Veränderte Herausforderungen
Die Erwartungshaltung auf EU-Ebene an die erneuerte Charta ist hoch, denn seit 2007 hat sich vieles getan. Diese Änderungen sind für alle europäischen Städte gleichermaßen von Bedeutung. Auf globaler Ebene bilden die Nachhaltigkeitsziele der Vereinten Nationen und das Pariser Klimaschutzabkommen, beide aus dem Jahr 2015, wichtige Rahmensetzungen. Ein Jahr später wurde der Pakt von Amsterdam lanciert. Er konzipiert seine Städtische Agenda für die EU („Urban Agenda for the EU“) als Initiative der Mehr-Ebenen-Zusammenarbeit zwischen EU-Kommission, Mitgliedstaaten, Regionen und Kommunen, mit dem Ziel, Städte besser in EU-Politiken einzubeziehen. Damit hat der Pakt städtische Belange auf europäischer Ebene seit 2016 wesentlich stärker in den Fokus gerückt.

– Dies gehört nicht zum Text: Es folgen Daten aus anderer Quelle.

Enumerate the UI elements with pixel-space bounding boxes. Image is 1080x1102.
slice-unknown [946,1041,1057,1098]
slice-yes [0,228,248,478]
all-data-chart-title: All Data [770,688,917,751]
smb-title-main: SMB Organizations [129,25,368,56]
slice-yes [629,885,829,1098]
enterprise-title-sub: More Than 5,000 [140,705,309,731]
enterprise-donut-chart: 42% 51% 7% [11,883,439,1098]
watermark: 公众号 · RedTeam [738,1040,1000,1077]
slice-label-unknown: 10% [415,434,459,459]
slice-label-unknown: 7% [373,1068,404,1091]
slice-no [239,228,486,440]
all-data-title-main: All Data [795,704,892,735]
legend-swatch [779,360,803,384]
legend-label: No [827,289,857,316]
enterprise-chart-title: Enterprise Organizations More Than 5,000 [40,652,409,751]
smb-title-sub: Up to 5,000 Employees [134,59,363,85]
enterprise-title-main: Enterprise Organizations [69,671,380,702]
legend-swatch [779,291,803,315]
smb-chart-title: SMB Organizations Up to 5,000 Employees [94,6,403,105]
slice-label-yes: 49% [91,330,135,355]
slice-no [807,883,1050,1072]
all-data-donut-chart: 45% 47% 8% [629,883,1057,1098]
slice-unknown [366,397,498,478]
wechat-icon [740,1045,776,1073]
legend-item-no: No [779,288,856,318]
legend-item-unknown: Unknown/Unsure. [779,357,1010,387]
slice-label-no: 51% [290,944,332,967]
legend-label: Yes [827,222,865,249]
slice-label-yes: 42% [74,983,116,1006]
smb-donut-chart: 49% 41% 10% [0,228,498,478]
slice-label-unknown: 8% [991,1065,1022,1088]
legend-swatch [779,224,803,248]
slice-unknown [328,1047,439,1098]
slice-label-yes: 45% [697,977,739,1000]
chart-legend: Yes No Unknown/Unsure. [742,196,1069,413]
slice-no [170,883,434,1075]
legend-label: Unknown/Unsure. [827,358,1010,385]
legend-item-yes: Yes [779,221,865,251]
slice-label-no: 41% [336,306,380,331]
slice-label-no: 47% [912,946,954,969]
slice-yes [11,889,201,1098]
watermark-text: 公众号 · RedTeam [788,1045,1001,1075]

Durch die Wirtschafts- und Finanzkrise der Jahre 2008 und 2009 haben sich die Einkommens- und Vermögensunterschiede zwischen den Bürgern in den EU-Mitgliedstaaten vergrößert. Eine Folge davon ist der verstärkte Ruf nach einer gerechteren Wohn- und Bodenpolitik in den Großstädten. Erhöhte EU-Grenzwerte für den Ausstoß von Stickoxiden, Verpflichtungen zur Verminderung von CO₂-Ausstoß, „Dieselgate“ und innerstädtische Fahrverbote bestimmen heute die urbane Mobilitätspolitik; auf der ganzen Welt gehen junge Menschen für mehr Klimaschutz auf die Straße. Nicht zuletzt stellt die außer- und innereuropäische Zuwanderung, die 2015 in Deutschland einen vorläufigen Höhepunkt erreichte, die Kommunen vor große Integrationsaufgaben. Überlagert wird dies durch zwei Megatrends: den demographischen Wandel und die fortschreitende Digitalisierung aller Lebensbereiche, die beide tiefgreifende städtische und räumliche Transformationsprozesse auslösen.
Nationaler und europäischer Dialogprozess mit Experten
Neben einer wissenschaftlichen Grundlagenstudie, für die die BTU Cottbus-Senftenberg verantwortlich ist, ist ein Dialogprozess auf nationaler und europäischer Ebene Kernbestandteil bei der Erneuerung der Leipzig-Charta. Bei jeweils vier Sitzungen in Berlin und in Brüssel werden Themen, Prinzipien und Trends der integrierten Stadtentwicklung in Europa herausgearbeitet und auf ihre Zukunftsrelevanz hin geprüft sowie Entwürfe der Charta zur Diskussion gestellt. Den Auftakt bildete die erste nationale Sitzung im Juni 2018 in Berlin; die gemeinsame europäisch-nationale Abschluss-Sitzung wird im Frühjahr 2020 stattfinden, ebenfalls in der Bundeshauptstadt. Teilnehmer der Sitzungen in Deutschland sind Stadtentwicklungsexperten von Bund, Ländern und Kommunen, aus Wissenschaft und Forschung, sowie Verbändevertreter. An den europäischen Sitzungen nehmen vornehmlich Vertreter der Mitgliedstaaten, der Europäischen Kommission, des Parlaments sowie von europäischen Dachverbänden und Programmen teil.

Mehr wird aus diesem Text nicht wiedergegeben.